La guerra quedaba atrás. Aquella
guerra, al menos, la que se llevó por delante tantas vidas sin más excusa que
defender unos ideales diferentes. Por delante, en aquel país de sol y selvas
indómitas, le esperaba otra, menos mortífera pero tan dura como la otra:
empezar una nueva vida, solo, en otra tierra lejos de la suya. Por suerte
compartían idioma, con diferente acento y palabras capaces de confundir al
oyente despistado, pero entendible a primera instancia. El viaje había durado
demasiados meses y había perdido la mayoría de sus sueños por el camino. Ganó
algunos amigos, derramó muchas lágrimas, hizo promesas que no podría cumplir.
Cambió la piel una y otra vez, inventó otros nombres para empezar de cero pero
todo fue inútil.
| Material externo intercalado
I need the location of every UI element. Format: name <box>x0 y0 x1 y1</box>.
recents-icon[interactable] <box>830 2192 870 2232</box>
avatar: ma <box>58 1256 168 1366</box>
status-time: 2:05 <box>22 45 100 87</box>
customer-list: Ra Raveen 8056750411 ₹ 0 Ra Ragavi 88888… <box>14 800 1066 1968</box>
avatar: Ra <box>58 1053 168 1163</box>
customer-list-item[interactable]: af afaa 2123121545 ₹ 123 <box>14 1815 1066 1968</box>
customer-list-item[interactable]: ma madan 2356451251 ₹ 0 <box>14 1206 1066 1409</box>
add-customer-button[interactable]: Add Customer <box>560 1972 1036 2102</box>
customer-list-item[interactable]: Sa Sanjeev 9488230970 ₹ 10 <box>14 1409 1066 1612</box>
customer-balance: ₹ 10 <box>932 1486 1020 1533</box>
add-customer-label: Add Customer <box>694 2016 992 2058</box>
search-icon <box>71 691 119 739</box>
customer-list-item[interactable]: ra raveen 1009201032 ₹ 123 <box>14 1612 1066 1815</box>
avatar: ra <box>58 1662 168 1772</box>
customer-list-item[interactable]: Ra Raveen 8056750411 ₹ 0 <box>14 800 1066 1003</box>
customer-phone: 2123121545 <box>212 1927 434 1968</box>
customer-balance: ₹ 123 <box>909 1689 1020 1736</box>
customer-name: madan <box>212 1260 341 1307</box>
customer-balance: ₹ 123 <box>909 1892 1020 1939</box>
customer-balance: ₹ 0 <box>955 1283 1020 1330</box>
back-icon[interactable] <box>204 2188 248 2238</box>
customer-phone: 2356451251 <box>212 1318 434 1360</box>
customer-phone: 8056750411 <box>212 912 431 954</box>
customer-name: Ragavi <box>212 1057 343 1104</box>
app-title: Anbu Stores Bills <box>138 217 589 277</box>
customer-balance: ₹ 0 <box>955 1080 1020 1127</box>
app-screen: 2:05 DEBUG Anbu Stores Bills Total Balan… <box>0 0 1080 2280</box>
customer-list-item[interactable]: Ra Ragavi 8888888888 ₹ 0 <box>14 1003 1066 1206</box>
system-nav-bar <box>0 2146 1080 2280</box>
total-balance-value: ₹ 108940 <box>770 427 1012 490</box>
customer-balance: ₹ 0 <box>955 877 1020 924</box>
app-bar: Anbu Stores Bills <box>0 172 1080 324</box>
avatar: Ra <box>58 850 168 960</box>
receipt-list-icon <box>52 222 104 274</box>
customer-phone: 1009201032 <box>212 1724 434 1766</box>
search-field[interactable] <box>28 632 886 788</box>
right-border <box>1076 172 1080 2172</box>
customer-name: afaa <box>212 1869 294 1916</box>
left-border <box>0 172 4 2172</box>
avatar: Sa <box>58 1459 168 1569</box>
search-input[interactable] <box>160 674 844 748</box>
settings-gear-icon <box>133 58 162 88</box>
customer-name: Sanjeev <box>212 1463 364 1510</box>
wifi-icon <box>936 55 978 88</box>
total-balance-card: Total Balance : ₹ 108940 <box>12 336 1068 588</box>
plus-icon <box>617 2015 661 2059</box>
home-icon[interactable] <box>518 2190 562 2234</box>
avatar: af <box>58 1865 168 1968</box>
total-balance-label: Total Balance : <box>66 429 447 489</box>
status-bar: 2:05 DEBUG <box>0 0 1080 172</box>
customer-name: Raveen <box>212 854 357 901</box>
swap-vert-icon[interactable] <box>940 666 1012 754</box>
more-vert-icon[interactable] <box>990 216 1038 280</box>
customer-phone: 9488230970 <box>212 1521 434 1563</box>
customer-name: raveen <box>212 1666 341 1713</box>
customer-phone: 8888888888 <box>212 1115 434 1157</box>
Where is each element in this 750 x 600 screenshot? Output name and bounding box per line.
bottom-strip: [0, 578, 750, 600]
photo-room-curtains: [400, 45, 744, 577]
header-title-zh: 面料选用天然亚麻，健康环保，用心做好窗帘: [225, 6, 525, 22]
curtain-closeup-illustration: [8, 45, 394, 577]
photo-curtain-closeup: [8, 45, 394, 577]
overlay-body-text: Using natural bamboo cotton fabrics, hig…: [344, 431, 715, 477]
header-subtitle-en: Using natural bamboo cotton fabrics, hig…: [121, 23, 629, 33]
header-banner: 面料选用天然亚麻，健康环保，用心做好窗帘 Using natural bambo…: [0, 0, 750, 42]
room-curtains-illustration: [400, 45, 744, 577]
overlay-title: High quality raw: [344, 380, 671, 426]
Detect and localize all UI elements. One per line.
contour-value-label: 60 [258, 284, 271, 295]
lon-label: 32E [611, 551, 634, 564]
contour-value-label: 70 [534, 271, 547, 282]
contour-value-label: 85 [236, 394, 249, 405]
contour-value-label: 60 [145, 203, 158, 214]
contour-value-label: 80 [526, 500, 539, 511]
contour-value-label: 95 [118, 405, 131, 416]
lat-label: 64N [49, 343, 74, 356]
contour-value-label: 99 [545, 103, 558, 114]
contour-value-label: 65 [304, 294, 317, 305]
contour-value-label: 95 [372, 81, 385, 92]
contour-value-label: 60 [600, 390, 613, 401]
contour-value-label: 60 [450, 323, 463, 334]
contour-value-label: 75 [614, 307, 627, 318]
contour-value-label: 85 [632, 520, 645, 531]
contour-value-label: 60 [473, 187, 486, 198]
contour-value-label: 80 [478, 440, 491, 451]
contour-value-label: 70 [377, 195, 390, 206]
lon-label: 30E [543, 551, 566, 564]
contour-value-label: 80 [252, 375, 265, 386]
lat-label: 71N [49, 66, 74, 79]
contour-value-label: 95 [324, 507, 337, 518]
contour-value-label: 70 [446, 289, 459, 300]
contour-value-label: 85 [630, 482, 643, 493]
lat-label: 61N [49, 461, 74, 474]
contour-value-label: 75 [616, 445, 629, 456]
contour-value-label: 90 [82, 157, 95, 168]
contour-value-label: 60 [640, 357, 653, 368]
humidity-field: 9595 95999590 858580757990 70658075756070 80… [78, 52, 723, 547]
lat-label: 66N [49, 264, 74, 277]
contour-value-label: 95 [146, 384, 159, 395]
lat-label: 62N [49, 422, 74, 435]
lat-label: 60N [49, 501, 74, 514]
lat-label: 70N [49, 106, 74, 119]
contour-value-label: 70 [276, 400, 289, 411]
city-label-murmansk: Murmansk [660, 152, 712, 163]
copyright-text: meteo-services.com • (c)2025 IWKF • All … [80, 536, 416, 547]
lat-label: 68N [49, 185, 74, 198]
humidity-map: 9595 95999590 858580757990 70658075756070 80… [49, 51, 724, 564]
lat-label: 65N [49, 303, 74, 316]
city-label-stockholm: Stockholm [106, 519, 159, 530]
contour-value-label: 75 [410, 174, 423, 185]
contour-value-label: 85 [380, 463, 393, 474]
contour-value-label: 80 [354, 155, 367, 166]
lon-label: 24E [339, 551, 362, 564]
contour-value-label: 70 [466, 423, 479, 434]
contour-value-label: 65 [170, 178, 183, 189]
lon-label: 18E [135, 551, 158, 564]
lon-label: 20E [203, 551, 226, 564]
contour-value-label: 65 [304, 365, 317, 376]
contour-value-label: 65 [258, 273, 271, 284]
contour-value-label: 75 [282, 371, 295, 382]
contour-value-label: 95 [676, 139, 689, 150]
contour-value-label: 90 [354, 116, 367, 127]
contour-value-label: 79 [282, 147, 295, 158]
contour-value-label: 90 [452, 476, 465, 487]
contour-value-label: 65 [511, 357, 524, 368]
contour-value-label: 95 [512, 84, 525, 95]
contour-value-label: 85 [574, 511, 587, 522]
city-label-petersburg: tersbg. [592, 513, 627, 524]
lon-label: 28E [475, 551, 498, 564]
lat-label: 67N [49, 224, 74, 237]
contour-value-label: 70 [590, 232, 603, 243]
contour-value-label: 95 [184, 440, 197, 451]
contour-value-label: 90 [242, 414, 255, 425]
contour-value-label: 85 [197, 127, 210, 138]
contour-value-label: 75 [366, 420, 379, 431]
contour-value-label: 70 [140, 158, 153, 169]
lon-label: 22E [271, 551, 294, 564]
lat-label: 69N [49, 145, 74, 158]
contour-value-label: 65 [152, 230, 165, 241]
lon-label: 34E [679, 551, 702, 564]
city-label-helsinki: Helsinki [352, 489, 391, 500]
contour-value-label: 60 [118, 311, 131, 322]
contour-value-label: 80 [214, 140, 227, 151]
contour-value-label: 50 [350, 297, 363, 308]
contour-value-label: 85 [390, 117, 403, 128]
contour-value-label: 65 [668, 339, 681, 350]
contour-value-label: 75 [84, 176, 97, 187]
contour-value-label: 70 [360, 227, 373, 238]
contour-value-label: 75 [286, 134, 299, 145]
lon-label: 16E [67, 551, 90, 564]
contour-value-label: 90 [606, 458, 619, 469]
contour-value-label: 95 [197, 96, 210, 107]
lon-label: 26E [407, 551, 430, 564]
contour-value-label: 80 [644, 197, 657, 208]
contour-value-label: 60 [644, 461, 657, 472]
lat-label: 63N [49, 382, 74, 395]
Cada mañana el espejo le devolvía la misma mirada asustada y,
en un instante, un torrente de recuerdos le inundaba. Él era quien era, sus
manos estaban manchadas de sangre y la cobardía, que le hizo subir al barco sin
esperar a los demás, siempre sería una mancha que no podría borrar. Entre los
emigrantes era historia conocida, le daban la espalda y cada vez que salía a
cubierta, las conversaciones cesaban. Se sentía observado, odiado, culpable. Se
sentía escoria. Cobarde. Cobarde. Cobarde.
El
día que atracaron en el puerto, saltó a tierra antes que nadie y se perdió por
la primera calle que encontró, sin mirar atrás. Buscaba olvido, anonimato, un
nuevo principio para tan triste final. No los oyó venir. Sintió el frío del
acero en el costado y el sabor metálico de la sangre en la boca. Cayó en una
esquina y en sus ojos se quedó el cielo enganchado.